To strengthen Ms. Hunter’s ability to follow through with instructions, effective instruction delivery and contingency management were discussed. Providing brief, clear, statements was emphasized (e.g., sit in that chair, complete 6 math problems). Instructions were paired with contingencies, and the clinician explained how to use contingencies for spontaneous instructions that occurred throughout the day.
Differential attention, including minimally attending to aggressive and unsafe behaviors, was also discussed and practiced in sessions. Specifically, Ms. Hunter was encouraged to provide minimal attention (sufficient to maintain safety) during challenging behavior and to provide more opportunities for discussion and interaction when Layla was demonstrating safe behaviors.
Safety Planning
Due to Layla’s physical aggression, age and size, Ms. Hunter was provided with coaching and hands-on practice with behavior management strategies for blocking hits and kicks. She was also taught to create physical space during moments of physical aggression without compromising her ability to provide direct supervision. Ms. Hunter was encouraged to use these techniques at home since concerns with elopement prevented Ms. Hunter from fully separating when Layla engaged in physically aggressive behavior. Elopement also occurred during the transition into the appointment on two occasions. During the first elopement, Ms. Hunter pursued Layla, and they returned to the treatment space together and the appointment carried on with no further interruptions. During the second elopement, Layla required physical assistance from the clinician and supervising psychologists to enter the treatment space. Physical assistance was provided with the consent of Ms. Hunter. Ms. Hunter was also provided with the options of going home or going to the nearest pediatric Emergency Department. Ms. Hunter chose to continue the appointment in an effort to reduce the negative reinforcement of escaping the appointment. The clinician helped Ms. Hunter plan for elopement in the community. Hand holding whenever transitioning between spaces and wearing a GPS tracking device in case they were separated were specifically recommended.
Exposures
During the sixth appointment, in addition to continuing with schedule thinning, the clinician and Ms. Hunter began to discuss school-based exposures that could be completed. The goal was to habituate Layla to aspects of the school environment prior to full re-entry. All recommendations made by the clinician were qualified with the precaution that Ms. Hunter discuss exposures on school grounds with school personnel before completing them. Ms. Hunter brainstormed a few options that did not require school collaboration (e.g., driving by the school, parking in the school parking lot). Throughout the remaining appointments, Ms. Hunter coordinated with the school to complete school-based exposures that required entering the building (e.g., returning a library book). When exposures were completed, the “Adult’s Way” language was used.

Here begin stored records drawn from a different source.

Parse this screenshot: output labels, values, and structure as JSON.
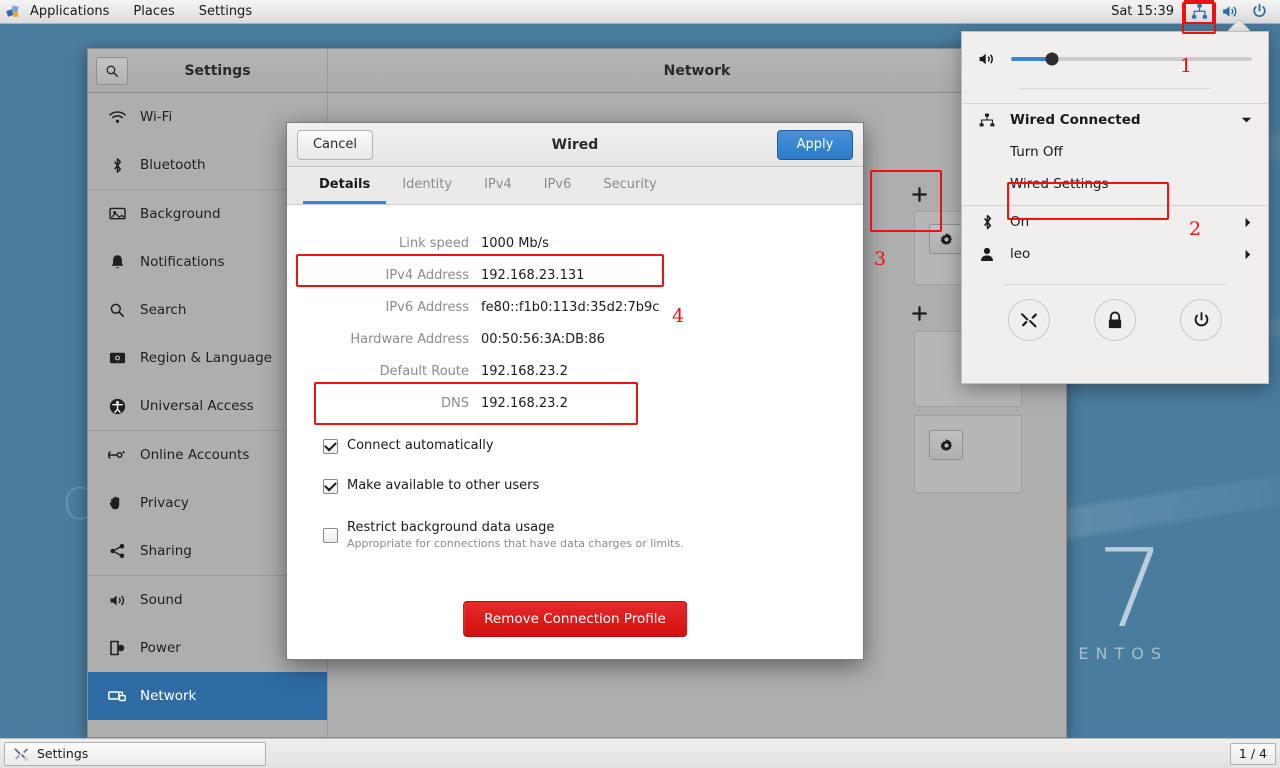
{
  "topbar": {
    "apps_label": "Applications",
    "places_label": "Places",
    "settings_label": "Settings",
    "clock": "Sat 15:39",
    "tray": {
      "network_icon": "wired-network-icon",
      "volume_icon": "volume-high-icon",
      "power_icon": "power-icon"
    }
  },
  "settings_window": {
    "app_title": "Settings",
    "page_title": "Network",
    "search_icon": "search-icon",
    "sidebar": [
      {
        "label": "Wi-Fi",
        "icon": "wifi-icon",
        "selected": false
      },
      {
        "label": "Bluetooth",
        "icon": "bluetooth-icon",
        "selected": false
      },
      {
        "label": "Background",
        "icon": "background-icon",
        "selected": false
      },
      {
        "label": "Notifications",
        "icon": "bell-icon",
        "selected": false
      },
      {
        "label": "Search",
        "icon": "search-icon",
        "selected": false
      },
      {
        "label": "Region & Language",
        "icon": "region-icon",
        "selected": false
      },
      {
        "label": "Universal Access",
        "icon": "accessibility-icon",
        "selected": false
      },
      {
        "label": "Online Accounts",
        "icon": "online-accounts-icon",
        "selected": false
      },
      {
        "label": "Privacy",
        "icon": "hand-icon",
        "selected": false
      },
      {
        "label": "Sharing",
        "icon": "share-icon",
        "selected": false
      },
      {
        "label": "Sound",
        "icon": "speaker-icon",
        "selected": false
      },
      {
        "label": "Power",
        "icon": "power-plug-icon",
        "selected": false
      },
      {
        "label": "Network",
        "icon": "network-icon",
        "selected": true
      }
    ],
    "content": {
      "add_button_icon": "plus-icon",
      "settings_gear_icon": "gear-icon"
    }
  },
  "wired_dialog": {
    "title": "Wired",
    "cancel_label": "Cancel",
    "apply_label": "Apply",
    "tabs": [
      {
        "label": "Details",
        "active": true
      },
      {
        "label": "Identity",
        "active": false
      },
      {
        "label": "IPv4",
        "active": false
      },
      {
        "label": "IPv6",
        "active": false
      },
      {
        "label": "Security",
        "active": false
      }
    ],
    "details": [
      {
        "label": "Link speed",
        "value": "1000 Mb/s"
      },
      {
        "label": "IPv4 Address",
        "value": "192.168.23.131"
      },
      {
        "label": "IPv6 Address",
        "value": "fe80::f1b0:113d:35d2:7b9c"
      },
      {
        "label": "Hardware Address",
        "value": "00:50:56:3A:DB:86"
      },
      {
        "label": "Default Route",
        "value": "192.168.23.2"
      },
      {
        "label": "DNS",
        "value": "192.168.23.2"
      }
    ],
    "checkboxes": [
      {
        "label": "Connect automatically",
        "checked": true,
        "sub": ""
      },
      {
        "label": "Make available to other users",
        "checked": true,
        "sub": ""
      },
      {
        "label": "Restrict background data usage",
        "checked": false,
        "sub": "Appropriate for connections that have data charges or limits."
      }
    ],
    "remove_label": "Remove Connection Profile"
  },
  "system_menu": {
    "volume_icon": "volume-icon",
    "volume_percent": 17,
    "network_row": {
      "label": "Wired Connected",
      "icon": "wired-network-icon",
      "expander": "chevron-down-icon"
    },
    "network_sub": [
      {
        "label": "Turn Off"
      },
      {
        "label": "Wired Settings"
      }
    ],
    "rows": [
      {
        "label": "On",
        "icon": "bluetooth-icon",
        "expander": "chevron-right-icon"
      },
      {
        "label": "leo",
        "icon": "user-icon",
        "expander": "chevron-right-icon"
      }
    ],
    "actions": [
      {
        "icon": "tools-settings-icon",
        "name": "settings-action"
      },
      {
        "icon": "lock-icon",
        "name": "lock-action"
      },
      {
        "icon": "power-icon",
        "name": "power-action"
      }
    ]
  },
  "taskbar": {
    "task_label": "Settings",
    "task_icon": "tools-settings-icon",
    "workspace": "1 / 4"
  },
  "desktop": {
    "watermark_number": "7",
    "watermark_word": "ENTOS",
    "watermark_c": "C"
  },
  "annotations": {
    "markers": [
      "1",
      "2",
      "3",
      "4"
    ],
    "color": "#ee1111"
  }
}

The family reported success with the school-based exposures. However, Layla shared that she did not like the amount of attention her visits garnered from the other students. The clinician advised Ms. Hunter to speak with the school about reducing the amount of attention Layla’s re-entry received.
School Consultation
Between the ninth and 10th appointments, the clinician virtually joined a school meeting to plan Layla’s school re-entry. Present at the meeting were Layla’s school counselor, lead teacher, assistant principal, special educator, and Ms. Hunter. The re-entry plan included an immediate reward in the morning for a safe transition into the school building (e.g., one-on-one time with a preferred school counselor) as well as clear contingencies for when the school would call crisis services (e.g., elopement, physical aggression directed at school personnel or peers). The team collaboratively determined who would provide supervision during all parts of the transition into the school building. Ms. Hunter stated a preference that, if Layla could not enter the school building safely and did not reach the behavioral threshold requiring crisis services, she and Layla be allowed to sit in the school parking lot together to prevent reinforcement through escape. The school team agreed to Ms. Hunter’s request.
Outcomes
Direct observation of the target behavior was based on Layla’s transitions into appointments and during practice trials. Transition time into appointments decreased during the first half of treatment from 20 minutes at intake to instantaneous transition by the seventh appointment (see Figure 2). However, challenging behavior during transitions resurged during three of the final four appointments. Physical assistance into session was provided by the clinician and an assisting licensed psychologist for the last two appointments. Even so, transition into session decreased from 20 minutes at intake to 8 minutes at the final appointment. During the last appointment, in addition to challenging behavior impeding the transition into session, Ms. Hunter managed challenging behavior in the treatment room for approximately 29 minutes. She correctly waited for compliance and then provided an agreed upon contingency. These steps demonstrated a decrease in parental accommodation of challenging behavior.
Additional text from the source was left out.